これ以外で株式市場との関連が期待されるのは、医学生理学賞では京都大学の森和俊教授だろう。細胞内の小胞体と呼ばれる部分に異常なタンパク質がたまったことを検知するセンサー分子(UPR)を世界で初めて発見し、「米国のノーベル賞」と言われるラスカー賞を2014年に受賞している。がんや糖尿病、パーキンソン病への応用などが期待されるという。アステラス製薬(4503)が米企業とUPRで提携している模様だ。

物理学賞では、名城大学の飯島澄男終身教授がカーボンナノチューブの発見により毎年のように候補に挙がっている。カーボンナノチューブは炭素から構成され、重さはアルミニウムの半分であり、しなやかながら強度は鋼鉄の数10倍といわれる。テニスラケット、ゴルフクラブ、自転車のフレームなどで実用化されている。株式市場の観点で見れば、日本ゼオン(4205)、GSIクレオス(8101)などが関連銘柄となるだろう。飯島氏は元日本電気(NEC)(6701)の研究員でもある。

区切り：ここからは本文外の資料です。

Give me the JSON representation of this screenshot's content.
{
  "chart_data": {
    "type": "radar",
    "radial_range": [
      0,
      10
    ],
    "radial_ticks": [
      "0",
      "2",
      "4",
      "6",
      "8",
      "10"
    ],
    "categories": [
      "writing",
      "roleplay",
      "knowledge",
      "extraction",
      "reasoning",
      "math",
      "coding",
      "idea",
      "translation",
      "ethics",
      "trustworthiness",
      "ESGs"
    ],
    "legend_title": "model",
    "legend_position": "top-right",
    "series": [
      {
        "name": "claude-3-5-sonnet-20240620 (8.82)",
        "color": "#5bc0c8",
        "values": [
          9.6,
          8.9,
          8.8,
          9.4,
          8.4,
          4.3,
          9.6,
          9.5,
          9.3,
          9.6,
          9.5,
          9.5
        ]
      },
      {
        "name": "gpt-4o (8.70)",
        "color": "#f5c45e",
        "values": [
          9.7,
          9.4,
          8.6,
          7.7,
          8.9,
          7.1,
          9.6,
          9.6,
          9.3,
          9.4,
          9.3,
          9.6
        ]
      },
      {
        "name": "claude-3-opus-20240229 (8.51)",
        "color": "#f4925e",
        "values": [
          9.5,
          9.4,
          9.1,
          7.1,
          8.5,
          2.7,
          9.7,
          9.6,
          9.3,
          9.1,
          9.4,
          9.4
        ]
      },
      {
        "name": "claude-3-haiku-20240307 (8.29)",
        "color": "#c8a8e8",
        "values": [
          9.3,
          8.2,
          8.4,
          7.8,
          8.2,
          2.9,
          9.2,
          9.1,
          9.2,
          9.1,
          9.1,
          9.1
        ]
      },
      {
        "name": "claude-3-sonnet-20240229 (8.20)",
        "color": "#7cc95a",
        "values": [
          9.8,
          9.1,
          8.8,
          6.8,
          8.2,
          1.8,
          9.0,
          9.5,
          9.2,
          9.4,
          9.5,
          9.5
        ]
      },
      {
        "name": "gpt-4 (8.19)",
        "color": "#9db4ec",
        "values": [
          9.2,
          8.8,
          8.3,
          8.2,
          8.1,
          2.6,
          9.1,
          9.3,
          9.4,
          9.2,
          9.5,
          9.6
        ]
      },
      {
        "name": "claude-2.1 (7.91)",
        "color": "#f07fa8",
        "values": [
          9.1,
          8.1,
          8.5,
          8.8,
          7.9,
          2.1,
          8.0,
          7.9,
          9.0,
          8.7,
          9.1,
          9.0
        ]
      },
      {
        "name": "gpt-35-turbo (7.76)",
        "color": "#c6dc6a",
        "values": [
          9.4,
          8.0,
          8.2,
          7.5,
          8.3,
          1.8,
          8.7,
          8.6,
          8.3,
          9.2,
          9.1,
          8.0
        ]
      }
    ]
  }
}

化学賞では桐蔭横浜大学の宮坂力特任教授。「ペロブスカイト」と呼ばれる結晶構造を用いた太陽電池を考案したことが知られている。発光層で厚みがあるシリコン系に比べて、極めて薄いため、軽量で曲げることもできる。国内でも建物や窓に活用できるのではないかとして、カーボンニュートラルで注目度が上がっている。関連銘柄は東芝※(6502)や積水化学工業(4204)、ホシデン(6804)、原料のヨウ素では世界シェア15%の伊勢化学工業(4107)の他、K&Oエナジーグループ(1663)などがある(※東芝は2023年9月29日現在、監理銘柄(確認中)となっている)。

文学賞ではこれも村上春樹氏が毎年候補になっている。書店の丸善CHIホールディングス(3159)、文教堂グループホールディングス(9978)の株価が、発表前に動意付く傾向がある。